A plan to allow large Vietnamese state-owned commercial banks to pay dividends in shares or retain dividends will help them to accumulate capital and meet regulatory minimum capital thresholds, Fitch Ratings has said.
However, the positive effect is likely to be limited relative to the large capital needs state-owned banks are facing amidst rapid balance sheet expansion, underreporting of problem loans and the impending Basel II implementation at the beginning of 2020.
Vietnamese banks need huge funds to ensure capital adequacy
Media have reported that Vietnamese authorities have agreed to a proposal from the State Bank of Vietnam that would allow state-owned banks to preserve internally generated capital by retaining dividends or paying them out in shares. The plan would still need to be approved by the National Assembly - Vietnam's legislative body - and would enable state-owned banks to follow a practice already in place for their private counterparts.
“We estimate that the positive capital impact for Fitch-rated state-owned banks (Vietcombank and Vietinbank) will be up to 30 basis points (bps), which is small relative to our estimated potential capital shortfall of up to 200bps, assuming they target an 8% Tier-1 capital ratio,” said the credit rating agency.
Vietnamese banks, and state-owned banks in particular, are facing substantial capital needs in the run-up to the implementation of Basel II. These standards will increase banks' risk-weighted assets due to changes to credit risk-weights and the introduction of capital charges for operational and market risks.
According to Fitch analysis conducted late last year, Fitch-rated Vietnamese banks would need US$4.1 billion of additional capital, of which 90% is accounted for by the state-owned banks.
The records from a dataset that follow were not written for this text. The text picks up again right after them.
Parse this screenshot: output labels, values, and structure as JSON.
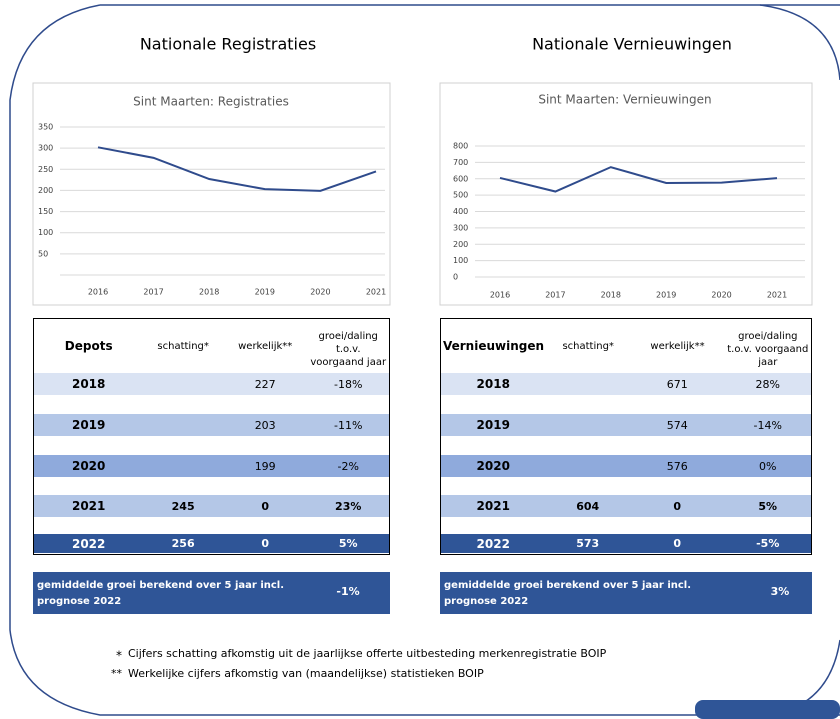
{
  "headings": [
    "Nationale Registraties",
    "Nationale Vernieuwingen"
  ],
  "chart_data": [
    {
      "type": "line",
      "title": "Sint Maarten: Registraties",
      "categories": [
        "2016",
        "2017",
        "2018",
        "2019",
        "2020",
        "2021"
      ],
      "values": [
        302,
        277,
        227,
        203,
        199,
        245
      ],
      "color": "#2f4b8c",
      "ylim": [
        0,
        350
      ],
      "yticks": [
        50,
        100,
        150,
        200,
        250,
        300,
        350
      ],
      "grid": true
    },
    {
      "type": "line",
      "title": "Sint Maarten: Vernieuwingen",
      "categories": [
        "2016",
        "2017",
        "2018",
        "2019",
        "2020",
        "2021"
      ],
      "values": [
        605,
        522,
        671,
        574,
        576,
        604
      ],
      "color": "#2f4b8c",
      "ylim": [
        0,
        800
      ],
      "yticks": [
        0,
        100,
        200,
        300,
        400,
        500,
        600,
        700,
        800
      ],
      "grid": true
    }
  ],
  "tables": [
    {
      "header": [
        "Depots",
        "schatting*",
        "werkelijk**",
        "groei/daling t.o.v. voorgaand jaar"
      ],
      "rows": [
        {
          "year": "2018",
          "werkelijk": "227",
          "groei": "-18%"
        },
        {
          "year": "2019",
          "werkelijk": "203",
          "groei": "-11%"
        },
        {
          "year": "2020",
          "werkelijk": "199",
          "groei": "-2%"
        },
        {
          "year": "2021",
          "schatting": "245",
          "werkelijk": "0",
          "groei": "23%"
        },
        {
          "year": "2022",
          "schatting": "256",
          "werkelijk": "0",
          "groei": "5%"
        }
      ]
    },
    {
      "header": [
        "Vernieuwingen",
        "schatting*",
        "werkelijk**",
        "groei/daling t.o.v. voorgaand jaar"
      ],
      "rows": [
        {
          "year": "2018",
          "werkelijk": "671",
          "groei": "28%"
        },
        {
          "year": "2019",
          "werkelijk": "574",
          "groei": "-14%"
        },
        {
          "year": "2020",
          "werkelijk": "576",
          "groei": "0%"
        },
        {
          "year": "2021",
          "schatting": "604",
          "werkelijk": "0",
          "groei": "5%"
        },
        {
          "year": "2022",
          "schatting": "573",
          "werkelijk": "0",
          "groei": "-5%"
        }
      ]
    }
  ],
  "summary": [
    {
      "text": "gemiddelde  groei berekend over 5 jaar incl. prognose 2022",
      "value": "-1%"
    },
    {
      "text": "gemiddelde  groei berekend over 5 jaar incl. prognose 2022",
      "value": "3%"
    }
  ],
  "footnotes": [
    {
      "marker": "*",
      "text": "Cijfers schatting afkomstig uit de jaarlijkse offerte uitbesteding merkenregistratie BOIP"
    },
    {
      "marker": "**",
      "text": "Werkelijke cijfers afkomstig van (maandelijkse) statistieken BOIP"
    }
  ]
}
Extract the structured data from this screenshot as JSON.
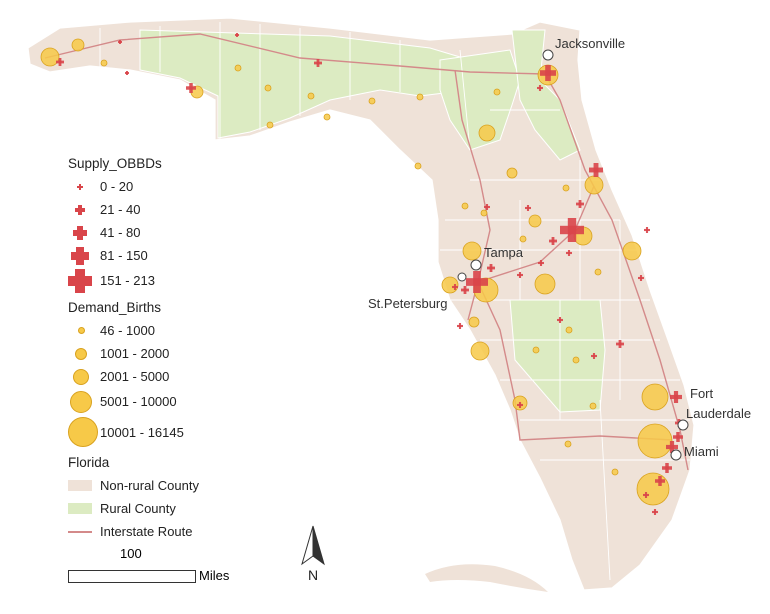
{
  "legend": {
    "supply_title": "Supply_OBBDs",
    "supply_items": [
      "0 - 20",
      "21 - 40",
      "41 - 80",
      "81 - 150",
      "151 - 213"
    ],
    "demand_title": "Demand_Births",
    "demand_items": [
      "46 - 1000",
      "1001 - 2000",
      "2001 - 5000",
      "5001 - 10000",
      "10001 - 16145"
    ],
    "florida_title": "Florida",
    "florida_items": [
      "Non-rural County",
      "Rural County",
      "Interstate Route"
    ]
  },
  "cities": {
    "jacksonville": "Jacksonville",
    "tampa": "Tampa",
    "st_petersburg": "St.Petersburg",
    "fort": "Fort",
    "lauderdale": "Lauderdale",
    "miami": "Miami"
  },
  "scale_bar": {
    "value": "100",
    "unit": "Miles"
  },
  "north_arrow": {
    "label": "N"
  },
  "colors": {
    "non_rural": "#efe2d8",
    "rural": "#dcebc2",
    "interstate": "#d48a8a",
    "supply": "#d9454a",
    "demand": "#f7c948"
  }
}
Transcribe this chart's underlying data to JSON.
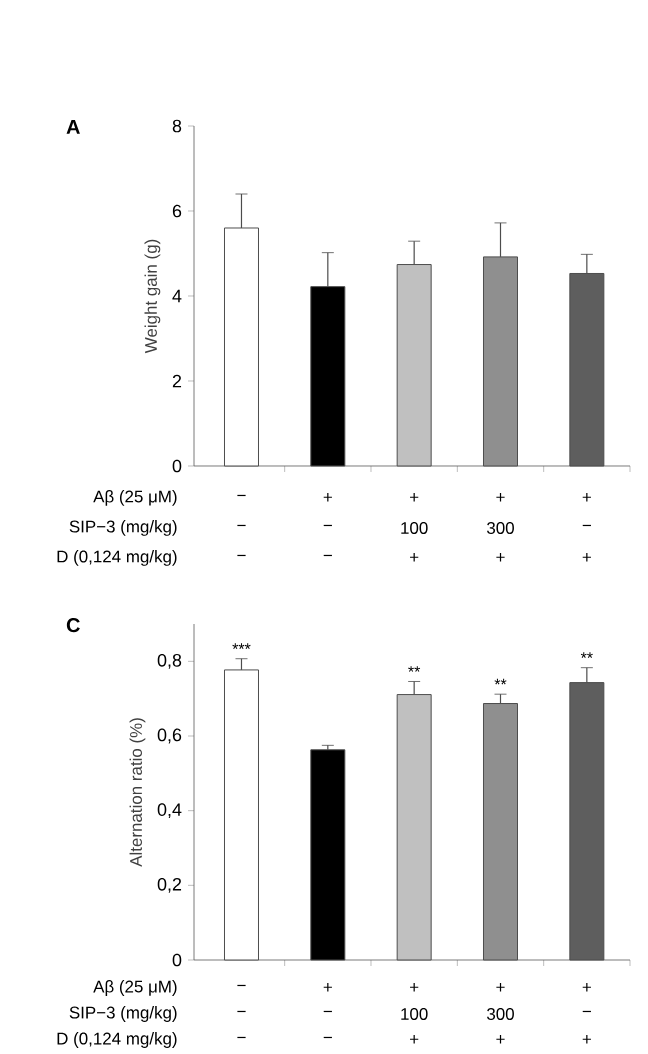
{
  "chart_data": [
    {
      "type": "bar",
      "title": "A",
      "ylabel": "Weight gain (g)",
      "categories": [
        null,
        null,
        null,
        null,
        null
      ],
      "values": [
        5.6,
        4.22,
        4.74,
        4.92,
        4.53
      ],
      "errors": [
        0.8,
        0.8,
        0.55,
        0.8,
        0.45
      ],
      "colors": [
        "#ffffff",
        "#000000",
        "#c0c0c0",
        "#8f8f8f",
        "#5e5e5e"
      ],
      "ylim": [
        0,
        8
      ],
      "yticks": [
        0,
        2,
        4,
        6,
        8
      ],
      "annotations": [
        "Aβ (25 μM)",
        "−",
        "+",
        "+",
        "+",
        "+",
        "SIP−3 (mg/kg)",
        "−",
        "−",
        "100",
        "300",
        "−",
        "D (0,124 mg/kg)",
        "−",
        "−",
        "+",
        "+",
        "+"
      ]
    },
    {
      "type": "bar",
      "title": "C",
      "ylabel": "Alternation ratio (%)",
      "categories": [
        null,
        null,
        null,
        null,
        null
      ],
      "values": [
        0.777,
        0.563,
        0.711,
        0.687,
        0.743
      ],
      "errors": [
        0.03,
        0.012,
        0.035,
        0.025,
        0.04
      ],
      "value_labels": [
        "***",
        null,
        "**",
        "**",
        "**"
      ],
      "colors": [
        "#ffffff",
        "#000000",
        "#c0c0c0",
        "#8f8f8f",
        "#5e5e5e"
      ],
      "ylim": [
        0,
        0.9
      ],
      "yticks": [
        0,
        {
          "value": 0.2,
          "label": "0,2"
        },
        {
          "value": 0.4,
          "label": "0,4"
        },
        {
          "value": 0.6,
          "label": "0,6"
        },
        {
          "value": 0.8,
          "label": "0,8"
        }
      ],
      "annotations": [
        "Aβ (25 μM)",
        "−",
        "+",
        "+",
        "+",
        "+",
        "SIP−3 (mg/kg)",
        "−",
        "−",
        "100",
        "300",
        "−",
        "D (0,124 mg/kg)",
        "−",
        "−",
        "+",
        "+",
        "+"
      ]
    }
  ]
}
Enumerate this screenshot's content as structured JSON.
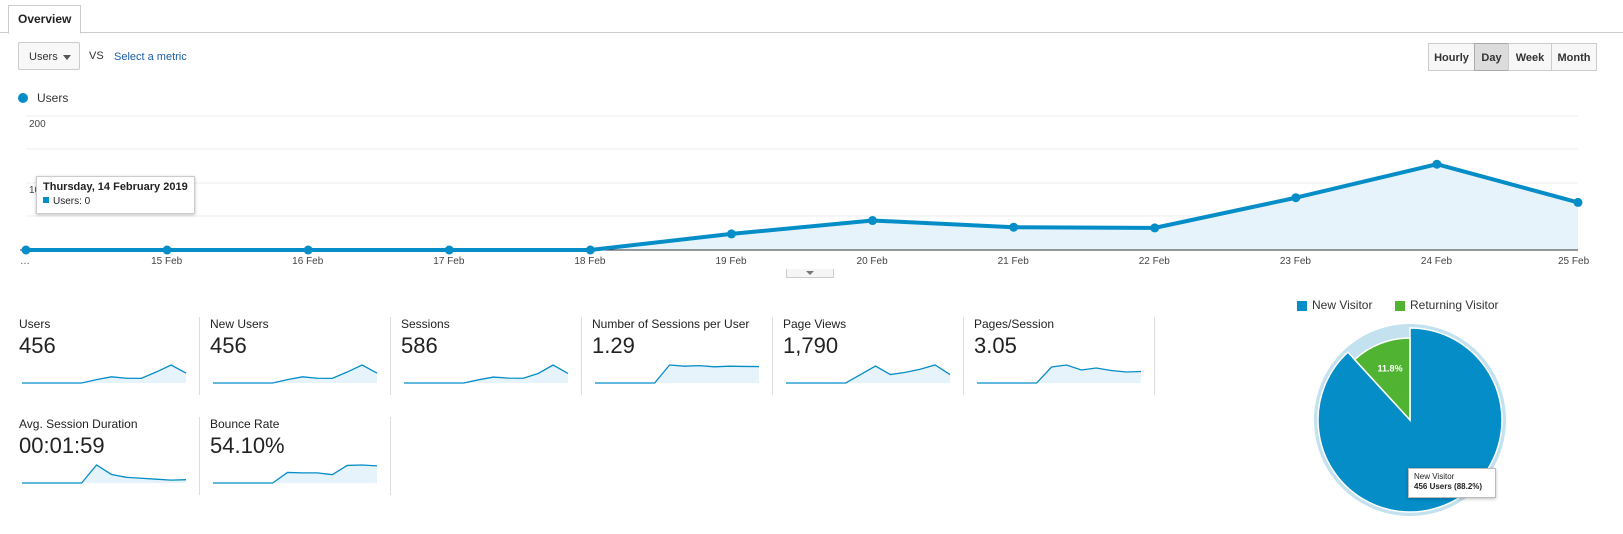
{
  "tabs": {
    "overview": "Overview"
  },
  "toolbar": {
    "metric": "Users",
    "vs": "VS",
    "select_metric": "Select a metric",
    "periods": [
      "Hourly",
      "Day",
      "Week",
      "Month"
    ],
    "active_period": "Day"
  },
  "chart_data": [
    {
      "type": "area",
      "series": [
        {
          "name": "Users",
          "values": [
            0,
            0,
            0,
            0,
            0,
            24,
            44,
            34,
            33,
            78,
            128,
            71
          ]
        }
      ],
      "categories": [
        "…",
        "15 Feb",
        "16 Feb",
        "17 Feb",
        "18 Feb",
        "19 Feb",
        "20 Feb",
        "21 Feb",
        "22 Feb",
        "23 Feb",
        "24 Feb",
        "25 Feb"
      ],
      "y_ticks": [
        "200",
        "100"
      ],
      "ylim": [
        0,
        200
      ],
      "legend": "top-left",
      "color": "#058dc7",
      "tooltip": {
        "title": "Thursday, 14 February 2019",
        "line": "Users: 0"
      }
    },
    {
      "type": "pie",
      "slices": [
        {
          "name": "New Visitor",
          "percent": 88.2,
          "color": "#058dc7"
        },
        {
          "name": "Returning Visitor",
          "percent": 11.8,
          "color": "#50b432"
        }
      ],
      "slice_labels": [
        "11.8%"
      ],
      "legend": "top",
      "tooltip": {
        "title": "New Visitor",
        "line": "456 Users (88.2%)"
      }
    }
  ],
  "metrics": [
    {
      "label": "Users",
      "value": "456",
      "spark": [
        0,
        0,
        0,
        0,
        0,
        24,
        44,
        34,
        33,
        78,
        128,
        71
      ]
    },
    {
      "label": "New Users",
      "value": "456",
      "spark": [
        0,
        0,
        0,
        0,
        0,
        24,
        44,
        34,
        33,
        78,
        128,
        71
      ]
    },
    {
      "label": "Sessions",
      "value": "586",
      "spark": [
        0,
        0,
        0,
        0,
        0,
        30,
        56,
        46,
        45,
        90,
        170,
        90
      ]
    },
    {
      "label": "Number of Sessions per User",
      "value": "1.29",
      "spark": [
        0,
        0,
        0,
        0,
        0,
        1.5,
        1.4,
        1.45,
        1.35,
        1.4,
        1.38,
        1.37
      ]
    },
    {
      "label": "Page Views",
      "value": "1,790",
      "spark": [
        0,
        0,
        0,
        0,
        0,
        80,
        160,
        80,
        100,
        130,
        170,
        80
      ]
    },
    {
      "label": "Pages/Session",
      "value": "3.05",
      "spark": [
        0,
        0,
        0,
        0,
        0,
        3.2,
        3.6,
        2.6,
        3.0,
        2.5,
        2.2,
        2.3
      ]
    },
    {
      "label": "Avg. Session Duration",
      "value": "00:01:59",
      "spark": [
        0,
        0,
        0,
        0,
        0,
        190,
        90,
        60,
        50,
        40,
        30,
        35
      ]
    },
    {
      "label": "Bounce Rate",
      "value": "54.10%",
      "spark": [
        0,
        0,
        0,
        0,
        0,
        48,
        46,
        46,
        38,
        80,
        82,
        78
      ]
    }
  ]
}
These banks' much larger capital shortfall reflects their lower capital positions and weaker profitability relative to private banks. The total amount of capital required could be even higher if banks raise their allowance coverage to 5.0% of gross loans and Vietnam Asset Management Company special bonds, compared with 1.6% at year-end 2018, in order to address underreported NPLs and Vietnam Asset Management Company special bonds.
The lack of depth in the local capital markets and foreign ownership limits continue to constrain banks' ability to raise common equity, which Fitch views as the best form of loss-absorbing capital.
Vietnam maintains a 30% blanket foreign-ownership limit for banks and 20% limit for a foreign investor deemed to have a strategic interest. Foreign ownership at Vietinbank is already at the 30% cap, while for Vietcombank it is 23%. “Unless the cap is lifted, we expect banks to issue Tier-2 debt to help meet minimum regulatory capital ratios.”